Looking back nearly two decades, Sommers reminded the audience that in 2007 the U.S. produced just 5 million barrels of oil per day and relied heavily on imports, including from Venezuela. “Energy strength doesn’t happen by chance,” he said. “It is a choice.” That contrast, he argued, explains how the U.S. became the world’s leading oil and natural gas producer while Venezuela collapsed under what he described as “state-sponsored theft and corruption.”
Sommers referred to the next ten years as “the Demand Decade,” warning that “multiple forces are converging to drive up energy needs dramatically.” The question, he said, is not whether demand will materialize, but whether the U.S. energy system can deliver “with the speed, scale and reliability that this moment demands.”

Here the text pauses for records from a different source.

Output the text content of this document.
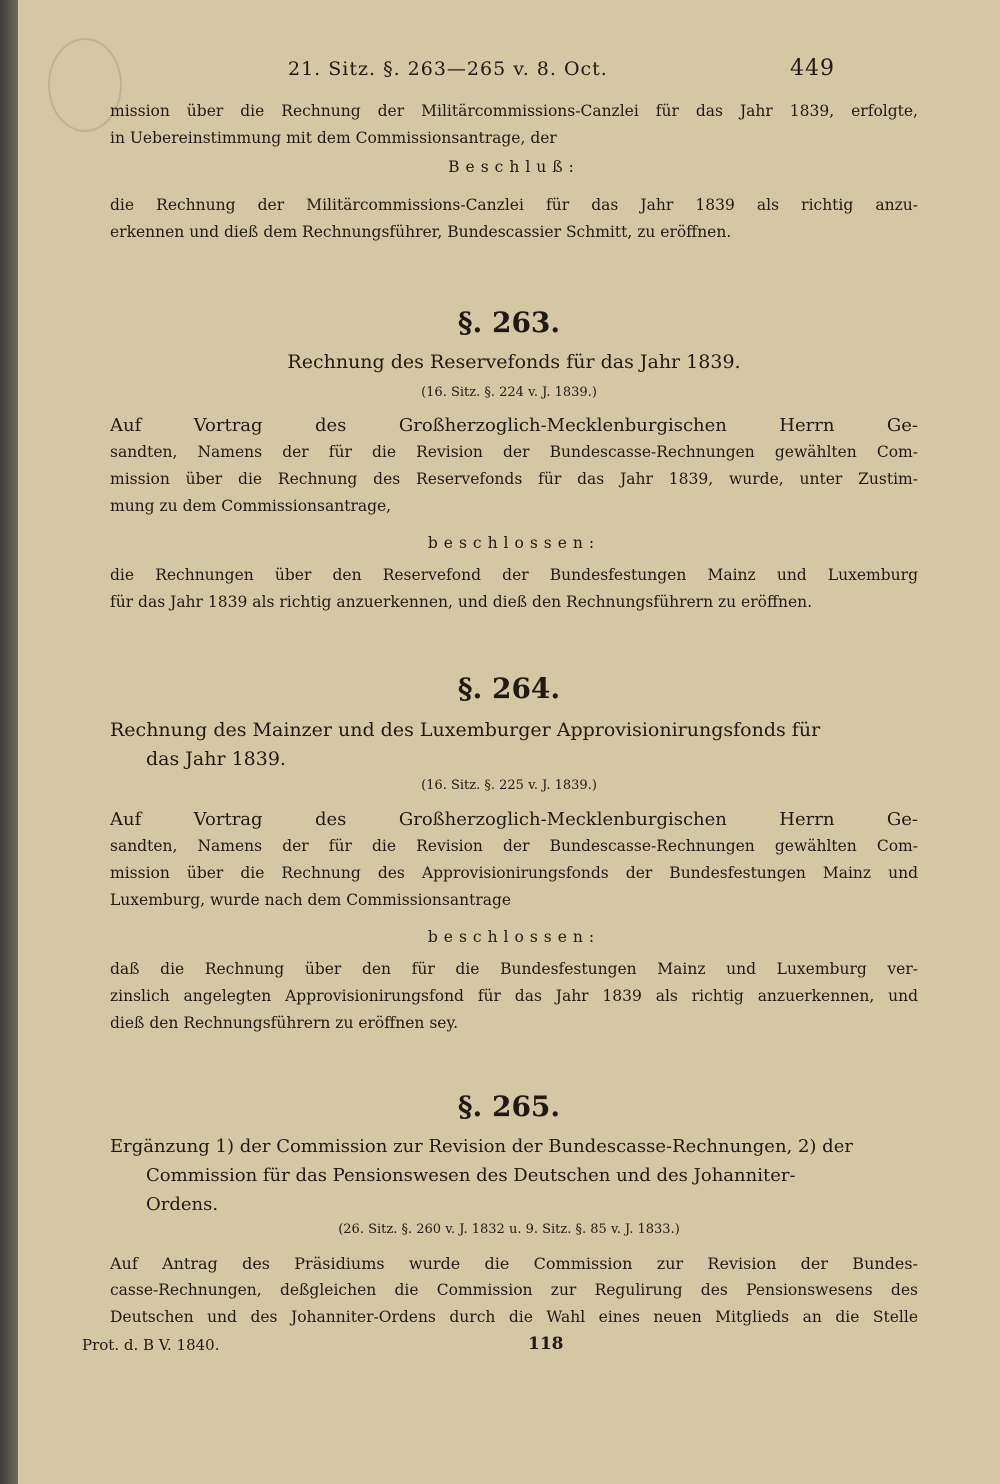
21. Sitz. §. 263—265 v. 8. Oct.	449
mission über die Rechnung der Militärcommissions-Canzlei für das Jahr 1839, erfolgte,
in Uebereinstimmung mit dem Commissionsantrage, der
Beschluß:
die Rechnung der Militärcommissions-Canzlei für das Jahr 1839 als richtig anzu-
erkennen und dieß dem Rechnungsführer, Bundescassier Schmitt, zu eröffnen.
§. 263.
Rechnung des Reservefonds für das Jahr 1839.
(16. Sitz. §. 224 v. J. 1839.)
Auf Vortrag des Großherzoglich-Mecklenburgischen Herrn Ge-
sandten, Namens der für die Revision der Bundescasse-Rechnungen gewählten Com-
mission über die Rechnung des Reservefonds für das Jahr 1839, wurde, unter Zustim-
mung zu dem Commissionsantrage,
beschlossen:
die Rechnungen über den Reservefond der Bundesfestungen Mainz und Luxemburg
für das Jahr 1839 als richtig anzuerkennen, und dieß den Rechnungsführern zu eröffnen.
§. 264.
Rechnung des Mainzer und des Luxemburger Approvisionirungsfonds für
das Jahr 1839.
(16. Sitz. §. 225 v. J. 1839.)
Auf Vortrag des Großherzoglich-Mecklenburgischen Herrn Ge-
sandten, Namens der für die Revision der Bundescasse-Rechnungen gewählten Com-
mission über die Rechnung des Approvisionirungsfonds der Bundesfestungen Mainz und
Luxemburg, wurde nach dem Commissionsantrage
beschlossen:
daß die Rechnung über den für die Bundesfestungen Mainz und Luxemburg ver-
zinslich angelegten Approvisionirungsfond für das Jahr 1839 als richtig anzuerkennen, und
dieß den Rechnungsführern zu eröffnen sey.
§. 265.
Ergänzung 1) der Commission zur Revision der Bundescasse-Rechnungen, 2) der
Commission für das Pensionswesen des Deutschen und des Johanniter-
Ordens.
(26. Sitz. §. 260 v. J. 1832 u. 9. Sitz. §. 85 v. J. 1833.)
Auf Antrag des Präsidiums wurde die Commission zur Revision der Bundes-
casse-Rechnungen, deßgleichen die Commission zur Regulirung des Pensionswesens des
Deutschen und des Johanniter-Ordens durch die Wahl eines neuen Mitglieds an die Stelle
Prot. d. B V. 1840.	118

The United States now produces more than 13 million barrels of oil per day and has become the world’s top LNG exporter. Over the past decade, the U.S. has shipped more than 8,000 LNG cargoes, contributing nearly half a trillion dollars to the economy and supporting 275,000 jobs. At the same time, Sommers noted, American producers have driven down emissions per barrel through efficiency and innovation, arguing that “no other country has matched America’s ability to produce more energy with fewer emissions.”
But production alone will not be enough. Infrastructure, Sommers said, is “the hinge point of the Demand Decade.” He pointed to the Mountain Valley Pipeline as a cautionary tale, saying it “took longer to permit and build than the entire Apollo space program,” adding that “a system that requires an act of Congress to build a pipeline is a system that’s broken.”
Sommers said voters are rejecting scarcity politics. “We’re done with that,” he said. “The mainstream has moved decisively toward abundance, affordability, and growth.” The choice, he concluded, is clear: “We choose energy success, not surrender.”